By Sue Chang, MarketWatch
SAN FRANCISCO (MarketWatch) — Canadian stocks closed Tuesday at a new low for the year, succumbing to world-wide concerns about the euro zone’s financial woes.
The S&P/TSX Composite Index fell 155.92 points, or 1.3%, to end at 11,704.74. It was also the benchmark’s lowest close since Dec. 19.
The political situation in Greece took an uncertain turn after Antonis Samaras, the leader of the conservative New Democracy party, said Monday that it was impossible to form a coalition government. It is now up to Alexis Tsipras who heads the antiausterity Coalition of the Radical Left, or Syriza, to undertake the task.
The S&P/TSX Capped Diversified Metals & Mining Index slumped 2.2% and the S&P/TSX Capped Materials Index (TORONTO:XX:TORGC195) surrendered 2.8% while the S&P/TSX Capped Industrials Index (TORONTO:XX:TORGC193) dropped 1.3%.
Resources and gold companies were some of the biggest losers with Kinross Gold Corp. (TSE:CA:K) (NYS:KGC) tanking 6.5% and Teck Resources Ltd. shedding 4.4%. Goldcorp Inc. (TSE:CA:G) sank 4.3% and Agnico-Eagle Mines Ltd. (TSE:CA:AEM) fell 3.1%.

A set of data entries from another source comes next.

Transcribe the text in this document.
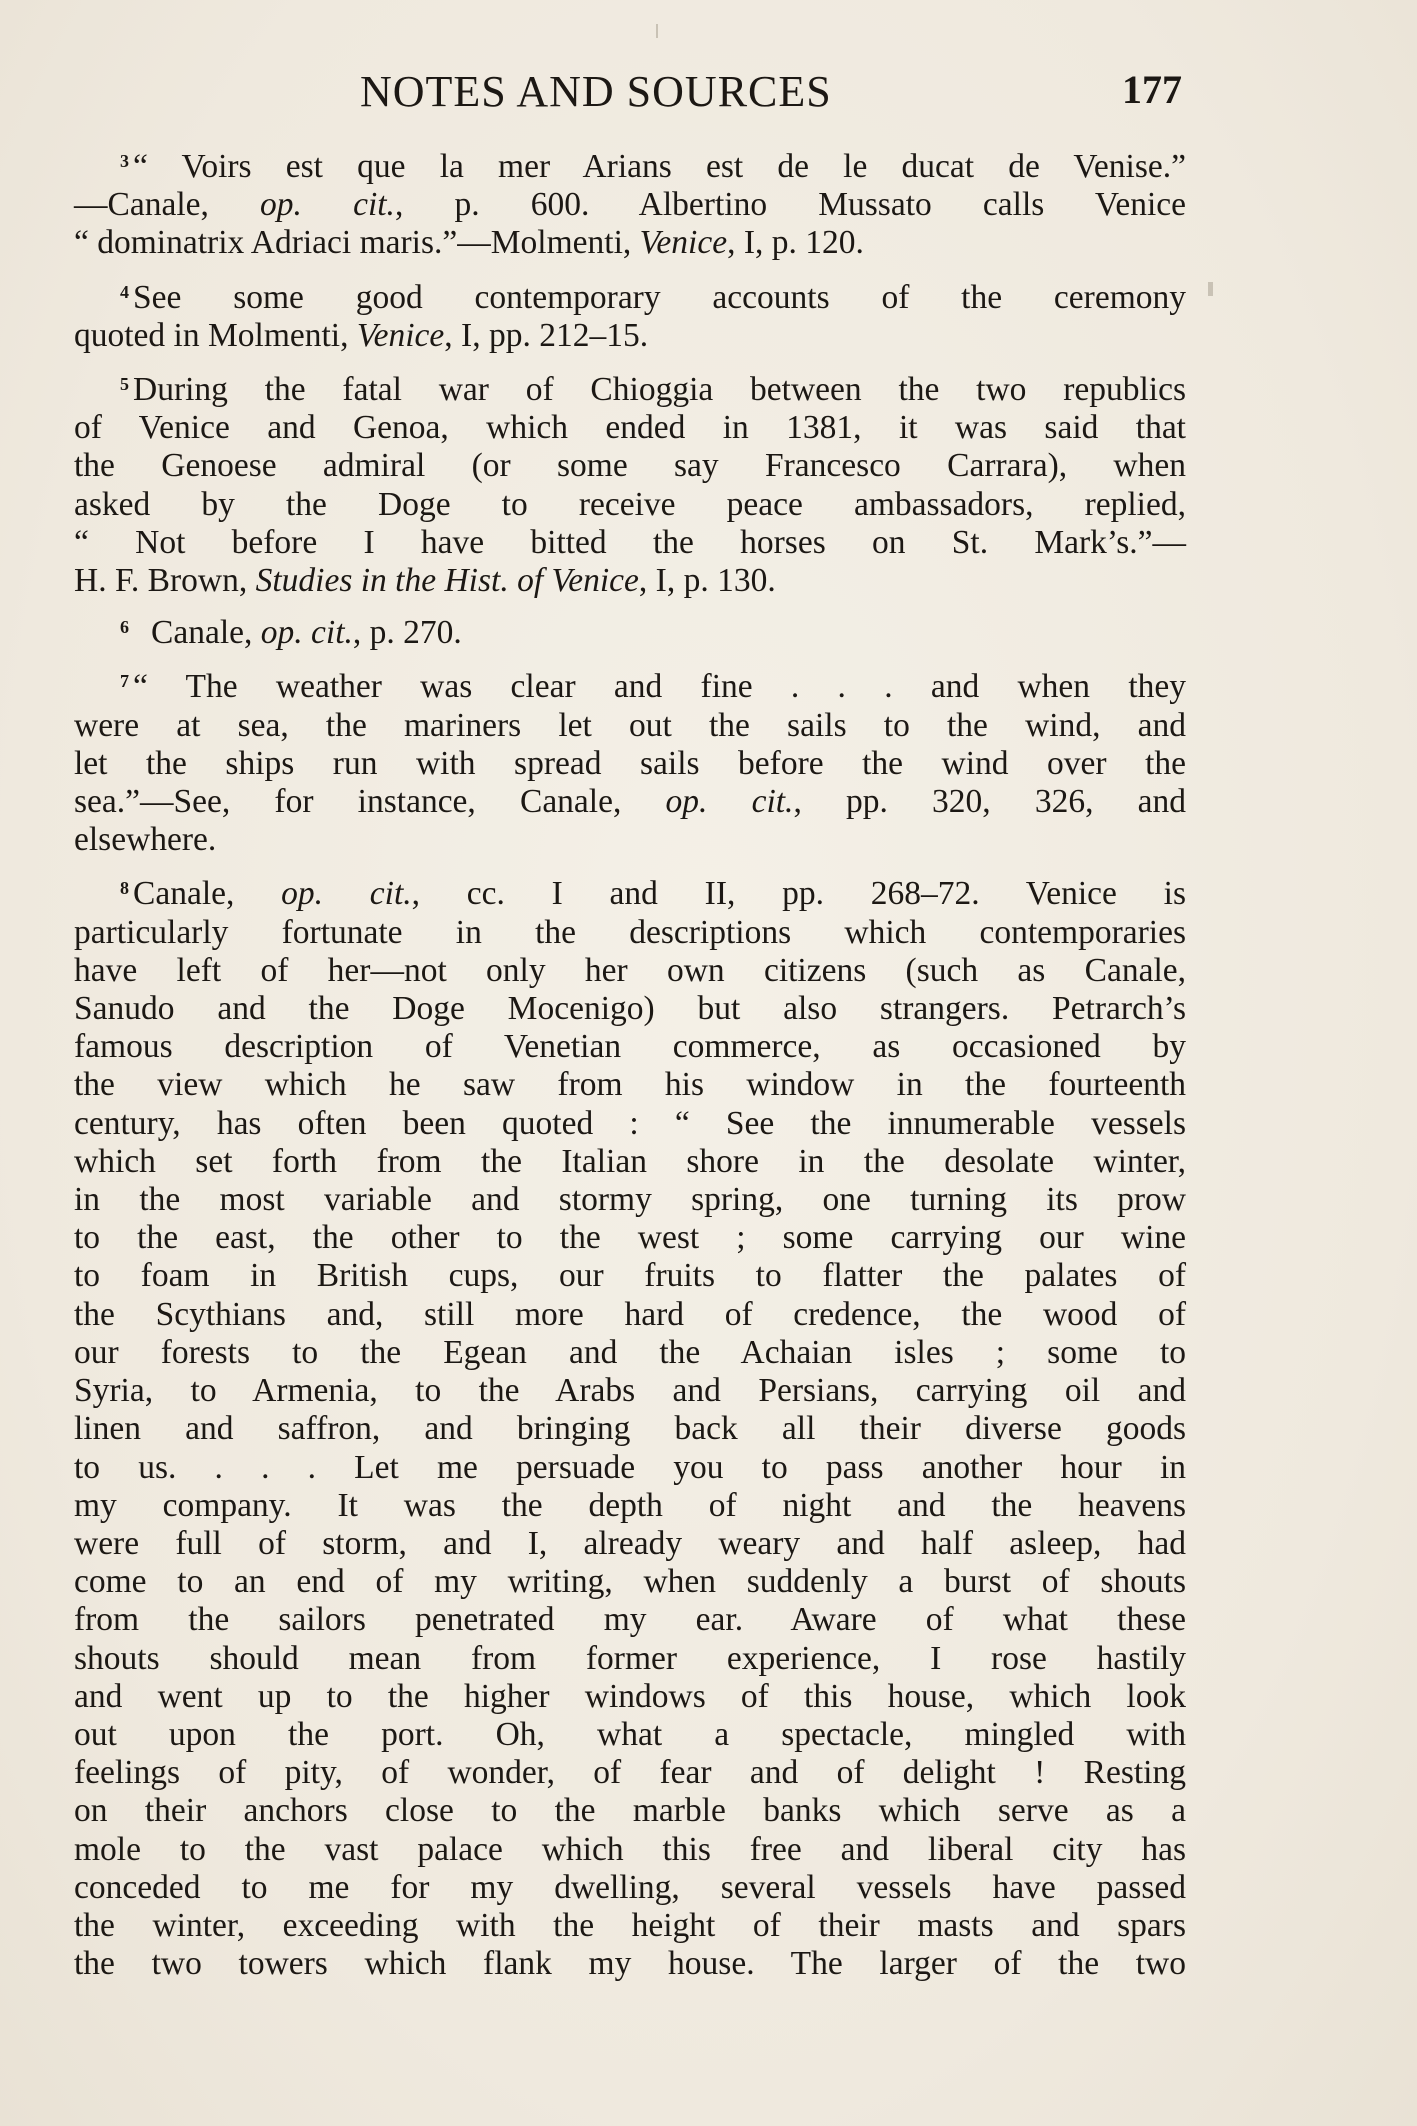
NOTES AND SOURCES	177
$^3$ “ Voirs est que la mer Arians est de le ducat de Venise.”
—Canale, op. cit., p. 600. Albertino Mussato calls Venice
“ dominatrix Adriaci maris.”—Molmenti, Venice, I, p. 120.
$^4$ See some good contemporary accounts of the ceremony
quoted in Molmenti, Venice, I, pp. 212–15.
$^5$ During the fatal war of Chioggia between the two republics
of Venice and Genoa, which ended in 1381, it was said that
the Genoese admiral (or some say Francesco Carrara), when
asked by the Doge to receive peace ambassadors, replied,
“ Not before I have bitted the horses on St. Mark’s.”—
H. F. Brown, Studies in the Hist. of Venice, I, p. 130.
$^6$ Canale, op. cit., p. 270.
$^7$ “ The weather was clear and fine . . . and when they
were at sea, the mariners let out the sails to the wind, and
let the ships run with spread sails before the wind over the
sea.”—See, for instance, Canale, op. cit., pp. 320, 326, and
elsewhere.
$^8$ Canale, op. cit., cc. I and II, pp. 268–72. Venice is
particularly fortunate in the descriptions which contemporaries
have left of her—not only her own citizens (such as Canale,
Sanudo and the Doge Mocenigo) but also strangers. Petrarch’s
famous description of Venetian commerce, as occasioned by
the view which he saw from his window in the fourteenth
century, has often been quoted : “ See the innumerable vessels
which set forth from the Italian shore in the desolate winter,
in the most variable and stormy spring, one turning its prow
to the east, the other to the west ; some carrying our wine
to foam in British cups, our fruits to flatter the palates of
the Scythians and, still more hard of credence, the wood of
our forests to the Egean and the Achaian isles ; some to
Syria, to Armenia, to the Arabs and Persians, carrying oil and
linen and saffron, and bringing back all their diverse goods
to us. . . . Let me persuade you to pass another hour in
my company. It was the depth of night and the heavens
were full of storm, and I, already weary and half asleep, had
come to an end of my writing, when suddenly a burst of shouts
from the sailors penetrated my ear. Aware of what these
shouts should mean from former experience, I rose hastily
and went up to the higher windows of this house, which look
out upon the port. Oh, what a spectacle, mingled with
feelings of pity, of wonder, of fear and of delight ! Resting
on their anchors close to the marble banks which serve as a
mole to the vast palace which this free and liberal city has
conceded to me for my dwelling, several vessels have passed
the winter, exceeding with the height of their masts and spars
the two towers which flank my house. The larger of the two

Gold for June delivery (NYM:GCM22) slid $34.60, or 2.1%, to settle at $1,604.50 an ounce on the New York Mercantile Exchange as a strong dollar (IFUS:DXY) on the back of developments in Europe dulled gold’s glow. Read MarketWatch’s gold report
News that Canada’s housing starts jumped to a seasonally adjusted annual rate of 244,900 units in April, the highest since September 2007, failed to spread much cheer in the weak market.
In currencies, the Canadian dollar eased, with the U.S. dollar (XTUP:USDCAD) buying 99.85 Canadian cents in recent activity.